Article 7 of the Namibian Constitution talks about protection of liberty. Article 8 talks about respect for Human Dignity. But going to accesses services at public health care services we face tremendous stigma and discrimination. when we go to police station for help we get stigmatization and discrimination again. This issues have psychological impact on the transgender community and a lot of us end up abusing Alcohol and resorting to drug abuse because ,our own constituent isn’t clear on Gender identity issues and we never get help when we need it .Namibian law has no explicit provision protecting LGBT individuals from discrimination in accessing healthcare, but this protection is embodied in the principles of equality, dignity before the law and the commitment to improve public health in the Namibian Constitution. Barriers can take the form of outright prejudice and discrimination, such as when people are given sub-standard care or are turned away from a hospital or local clinic because of their sexual orientation or gender identity – or more subtle obstacles, such as when health professionals fail to take the time to understand the health needs of their LGBT patients.2 In Southern Africa, discrimination in health-care settings has been noted as both direct (refusal to see patients, derogatory labelling) and indirect (lack of sensitivity, lack of knowledge).3

Another obstacle to accessing healthcare services is the fear that confidentiality may be violated, meaning that the patient’s sexual orientation or gender identity may be revealed to a hostile public.4 Breaches of confidentiality may lead to stigma and violent reprisals, so a lack of confidence in doctor- patient confidentiality may discourage LGBT individuals from attempting to access healthcare.5

Yet another hurdle to accessing healthcare is the continued criminalization of consensual sodomy in many countries, including Namibia’s change is not about sexual orientation. Transgender and intersex persons may be heterosexual, homosexual or bisexual – just like anyone else.

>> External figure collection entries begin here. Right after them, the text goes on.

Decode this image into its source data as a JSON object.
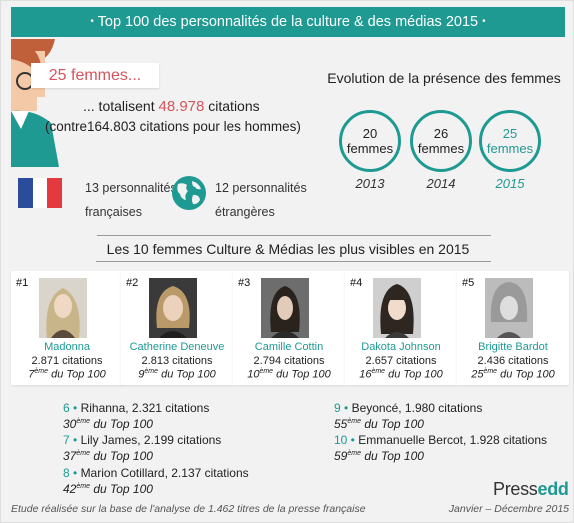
{
  "header": {
    "title": "Top 100 des personnalités de la culture & des médias 2015",
    "bullet": "•"
  },
  "summary": {
    "women_count": "25 femmes...",
    "total_prefix": "... totalisent",
    "total_citations": "48.978",
    "total_suffix": "citations",
    "men_prefix": "(contre",
    "men_citations": "164.803",
    "men_suffix": "citations pour les hommes)"
  },
  "origins": {
    "french_line1": "13 personnalités",
    "french_line2": "françaises",
    "foreign_line1": "12 personnalités",
    "foreign_line2": "étrangères"
  },
  "evolution": {
    "title": "Evolution de la présence des femmes",
    "years": [
      {
        "count": "20",
        "label": "femmes",
        "year": "2013"
      },
      {
        "count": "26",
        "label": "femmes",
        "year": "2014"
      },
      {
        "count": "25",
        "label": "femmes",
        "year": "2015"
      }
    ]
  },
  "top10": {
    "title": "Les 10  femmes Culture & Médias les plus visibles en 2015",
    "cards": [
      {
        "rank": "#1",
        "name": "Madonna",
        "citations": "2.871 citations",
        "rank_num": "7",
        "rank_sup": "ème",
        "rank_text": "du Top 100"
      },
      {
        "rank": "#2",
        "name": "Catherine Deneuve",
        "citations": "2.813 citations",
        "rank_num": "9",
        "rank_sup": "ème",
        "rank_text": "du Top 100"
      },
      {
        "rank": "#3",
        "name": "Camille Cottin",
        "citations": "2.794 citations",
        "rank_num": "10",
        "rank_sup": "ème",
        "rank_text": "du Top 100"
      },
      {
        "rank": "#4",
        "name": "Dakota Johnson",
        "citations": "2.657 citations",
        "rank_num": "16",
        "rank_sup": "ème",
        "rank_text": "du Top 100"
      },
      {
        "rank": "#5",
        "name": "Brigitte Bardot",
        "citations": "2.436 citations",
        "rank_num": "25",
        "rank_sup": "ème",
        "rank_text": "du Top 100"
      }
    ],
    "others": [
      {
        "num": "6 •",
        "name": "Rihanna",
        "citations": ", 2.321 citations",
        "rank_num": "30",
        "rank_sup": "ème",
        "rank_text": "du Top 100"
      },
      {
        "num": "7 •",
        "name": "Lily James",
        "citations": ", 2.199 citations",
        "rank_num": "37",
        "rank_sup": "ème",
        "rank_text": "du Top 100"
      },
      {
        "num": "8 •",
        "name": "Marion Cotillard",
        "citations": ", 2.137 citations",
        "rank_num": "42",
        "rank_sup": "ème",
        "rank_text": "du Top 100"
      },
      {
        "num": "9 •",
        "name": "Beyoncé",
        "citations": ", 1.980 citations",
        "rank_num": "55",
        "rank_sup": "ème",
        "rank_text": "du Top 100"
      },
      {
        "num": "10 •",
        "name": "Emmanuelle Bercot",
        "citations": ", 1.928 citations",
        "rank_num": "59",
        "rank_sup": "ème",
        "rank_text": "du Top 100"
      }
    ]
  },
  "footer": {
    "note": "Etude réalisée sur la base de l'analyse de 1.462 titres de la presse française",
    "brand_a": "Press",
    "brand_b": "edd",
    "date": "Janvier – Décembre 2015"
  },
  "colors": {
    "accent": "#1e9a93",
    "highlight": "#d4545c",
    "flag_blue": "#2b4b9b",
    "flag_red": "#e23a3f"
  },
  "icons": [
    "woman-avatar-icon",
    "french-flag-icon",
    "globe-icon"
  ]
}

In Namibia, legal rules issued under the laws which govern doctors and other members of the medical profession generally make it misconduct to share confidential information about a patient unless –  the patient has given consent;  the information is required to be divulged in court on the instructions of the presiding officer; or  there is some law requiring that the information be disclosed.


Another issue of concern is whether medical aid schemes will cover the costs of gender re- assignment surgery or medical interventions relevant to intersexuality. One private medical aid fund consulted telephonically reported that it excludes coverage for gender re-assignment and for medical interventions pertaining to an intersex condition. PSEMAS (Public Service Employees Medical Aid Scheme) also excludes these interventions from coverage. This is an area where education and advocacy will be needed to push for change.





Religious Leaders and Cultural Leaders should be part and parcel of this Dialogues as they also incite Stigma and Discrimination. Many of us were brought up in Christian homes and still believe in God and would like to excessive the right to practice any religion we want to practice. Transgender people have been part of society in Namibia since before Independence, Because of the stigma and discrimination.



We humbly request this honored Body to take into account that we are Human before we are anything else, we are Born by Namibian people in Namibia and we need equal treatment when we seek Health care services, employment and the protection of our dignity with our Identity. We request this honored body to Table motions that are inclusive of Key Populations, their expressions, gender identities and sexual Orientations. There were others before us, we are here and there will be others after us, Ignoring and not addressing our needs and issues will not make it disappear but this is how Revolutions begins as people get tired of oppression to express their gender identities and suppression breeds hate and trust issues of systems that are meant to protect as they are exclusive.





Thank you for your time, we are most humbled.